Making Fall a Fall-Free Season

By Kim Williams, BA
Care Manager Assistant and Manager of Transportation

Falls Prevention Awareness Day is celebrated annually on September 23rd, the first day of fall. This is a purposeful play on words to help make this Awareness Day more memorable! The National Council on Aging hosts the celebration with a wide variety of events to promote awareness throughout the country.

According to the National Council on Aging, falls are the leading cause of fatal and non-fatal injuries for older Americans. One-third of Americans aged 65+ fall each year. Falls jeopardize seniors’ safety and independence and can create a domino effect on their health and quality of life, not to mention their pocketbook from the resulting medical and care-related expenses.

Furthermore, falls, with or without injury, can also carry a psychological impact. A growing number of older adults fear falling and, as a result, limit their activities and social engagements.
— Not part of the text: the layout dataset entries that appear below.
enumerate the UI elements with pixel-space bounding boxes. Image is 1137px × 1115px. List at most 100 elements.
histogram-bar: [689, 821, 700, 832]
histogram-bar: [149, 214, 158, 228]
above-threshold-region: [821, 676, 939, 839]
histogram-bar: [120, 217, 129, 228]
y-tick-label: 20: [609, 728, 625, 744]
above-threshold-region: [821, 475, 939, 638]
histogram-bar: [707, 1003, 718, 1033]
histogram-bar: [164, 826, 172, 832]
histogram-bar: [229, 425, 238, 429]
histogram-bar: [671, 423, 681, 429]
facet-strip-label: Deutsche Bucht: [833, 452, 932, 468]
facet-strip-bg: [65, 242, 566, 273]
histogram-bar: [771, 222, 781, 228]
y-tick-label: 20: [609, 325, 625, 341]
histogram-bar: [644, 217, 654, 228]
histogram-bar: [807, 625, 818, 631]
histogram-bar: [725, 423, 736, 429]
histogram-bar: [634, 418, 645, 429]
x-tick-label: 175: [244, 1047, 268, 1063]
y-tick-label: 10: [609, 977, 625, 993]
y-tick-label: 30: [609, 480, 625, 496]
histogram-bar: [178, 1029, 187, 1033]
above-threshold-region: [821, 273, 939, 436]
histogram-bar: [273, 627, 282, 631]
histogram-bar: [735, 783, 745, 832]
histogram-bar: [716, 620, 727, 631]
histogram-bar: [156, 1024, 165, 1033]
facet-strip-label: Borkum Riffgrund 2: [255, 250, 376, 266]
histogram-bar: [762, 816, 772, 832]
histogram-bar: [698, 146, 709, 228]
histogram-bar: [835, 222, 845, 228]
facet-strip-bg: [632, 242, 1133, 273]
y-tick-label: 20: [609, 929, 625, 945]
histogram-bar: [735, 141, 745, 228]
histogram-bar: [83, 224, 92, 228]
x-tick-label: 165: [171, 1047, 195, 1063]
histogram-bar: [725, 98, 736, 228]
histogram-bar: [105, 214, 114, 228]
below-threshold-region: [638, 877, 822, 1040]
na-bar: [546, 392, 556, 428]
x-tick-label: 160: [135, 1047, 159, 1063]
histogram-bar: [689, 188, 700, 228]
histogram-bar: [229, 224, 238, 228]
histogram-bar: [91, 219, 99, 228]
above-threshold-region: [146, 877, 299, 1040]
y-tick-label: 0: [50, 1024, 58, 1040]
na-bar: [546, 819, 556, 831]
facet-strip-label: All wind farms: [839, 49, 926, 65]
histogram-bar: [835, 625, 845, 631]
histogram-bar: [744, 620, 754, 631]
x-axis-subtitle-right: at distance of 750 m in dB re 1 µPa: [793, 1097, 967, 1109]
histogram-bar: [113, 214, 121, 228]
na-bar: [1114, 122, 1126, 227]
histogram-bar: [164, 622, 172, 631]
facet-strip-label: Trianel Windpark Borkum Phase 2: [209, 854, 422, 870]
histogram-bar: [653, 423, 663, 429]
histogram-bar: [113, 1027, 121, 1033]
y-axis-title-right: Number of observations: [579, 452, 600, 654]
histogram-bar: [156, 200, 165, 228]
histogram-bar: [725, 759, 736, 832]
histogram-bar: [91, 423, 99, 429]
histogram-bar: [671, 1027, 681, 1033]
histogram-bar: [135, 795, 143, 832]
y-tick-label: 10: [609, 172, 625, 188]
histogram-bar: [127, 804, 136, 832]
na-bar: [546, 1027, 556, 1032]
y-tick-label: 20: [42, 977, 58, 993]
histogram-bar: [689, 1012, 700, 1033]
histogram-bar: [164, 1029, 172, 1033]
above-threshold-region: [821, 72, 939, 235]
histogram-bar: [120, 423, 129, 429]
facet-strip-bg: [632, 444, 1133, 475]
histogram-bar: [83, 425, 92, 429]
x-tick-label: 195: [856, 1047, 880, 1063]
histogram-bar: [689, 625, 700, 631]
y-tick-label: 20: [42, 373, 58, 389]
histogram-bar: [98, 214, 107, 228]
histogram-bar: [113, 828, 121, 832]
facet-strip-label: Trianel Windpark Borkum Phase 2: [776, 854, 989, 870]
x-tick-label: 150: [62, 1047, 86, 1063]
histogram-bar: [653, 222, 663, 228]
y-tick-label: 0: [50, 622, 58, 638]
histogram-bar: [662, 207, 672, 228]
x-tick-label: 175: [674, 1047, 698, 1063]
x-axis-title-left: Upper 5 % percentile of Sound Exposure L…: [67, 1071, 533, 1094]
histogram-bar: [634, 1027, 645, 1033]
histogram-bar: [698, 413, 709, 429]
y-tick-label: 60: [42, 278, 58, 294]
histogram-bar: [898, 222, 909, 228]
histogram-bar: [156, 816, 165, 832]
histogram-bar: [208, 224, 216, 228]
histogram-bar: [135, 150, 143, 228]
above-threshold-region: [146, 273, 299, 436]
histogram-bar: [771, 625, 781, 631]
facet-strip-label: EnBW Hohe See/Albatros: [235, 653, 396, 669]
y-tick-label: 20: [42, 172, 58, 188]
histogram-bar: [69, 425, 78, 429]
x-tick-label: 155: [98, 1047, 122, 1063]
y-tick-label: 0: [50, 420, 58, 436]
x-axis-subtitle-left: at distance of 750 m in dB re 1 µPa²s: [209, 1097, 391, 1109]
This can result in further physical decline, depression and social isolation.

However, falling is not an inevitable result of aging! The National Council on Aging states that through practical lifestyle adjustments, evidence-based falls prevention programs, and clinical community partnerships, the number of falls among seniors can be substantially reduced.

So how can we make our fall season, and all of our seasons, fall-free?

Begin your fall-prevention plan by making an appointment with your doctor to discuss your concerns and prevention strategies. With your doctor’s approval and oversight, consider the following strategies, recommended by the Centers for Disease Control and Prevention:

  • Get some exercise. Lack of exercise can lead to weak legs, thus increasing the chances of falling. Consider gentle exercise activities such as walking, water workouts, and tai chi – which can increase strength and improve balance.
  • Be mindful of medications. Some medicines, or combinations of medicines, can have side effects such as dizziness or drowsiness. This can make falling more likely. Having a doctor or pharmacist review all medications can help reduce the chance of risky side effects and drug interactions.
  • Keep your vision sharp. Poor vision can make it harder to get around safely. Older adults should have their eyes checked yearly and wear glasses or contacts with the right prescription strength to ensure the best eyesight possible.
  • Take proper care of your feet and wear proper shoes. It sounds simple but it can make a big difference. Call your doctor if you have calluses or corns on your feet that need to be removed or any other foot issue as these can affect balance. If you wear loose-fitting shoes because of foot problems, you can also lose your balance. Consider wearing sturdy, non-skid footwear that fits properly.  Make sure the heels and soles of your shoes are in good condition.  If the heels are worn down or uneven, you may tilt from one side to another which can make you lose your balance along with causing hip and back pain.
  • Take care of yourself. Keep your bones strong. Talk to your doctor to be sure you are getting enough Vitamin D and Calcium. If you are weak or dizzy, see your doctor as soon as possible.
  • Eliminate hazards at home.  About half of all falls happen at home. A home safety check can help identify potential fall hazards that need to be removed or changed, such as tripping hazards, clutter, and poor lighting. Consider removing throw rugs or using double-sided tape to keep throw rugs from slipping. Make sure electrical extension cords are underneath furniture or rugs. Keep items you use often in cabinets that you can reach easily without a step stool. Consider installing grab bars inside and next to your tub or shower and next to your toilet. Use non-slip mats in the bathtub and on shower floors. Improve the lighting in your home.  And lastly, make sure any items left on the ground are not left on stair steps or along any areas in which you walk.

If falls are a concern to you, Geriatric Care Management can provide a home safety evaluation and can connect you with resources that can make your home a safer environment and you less fall-prone.

Let the first day of fall remind us all to take measures to prevent falls!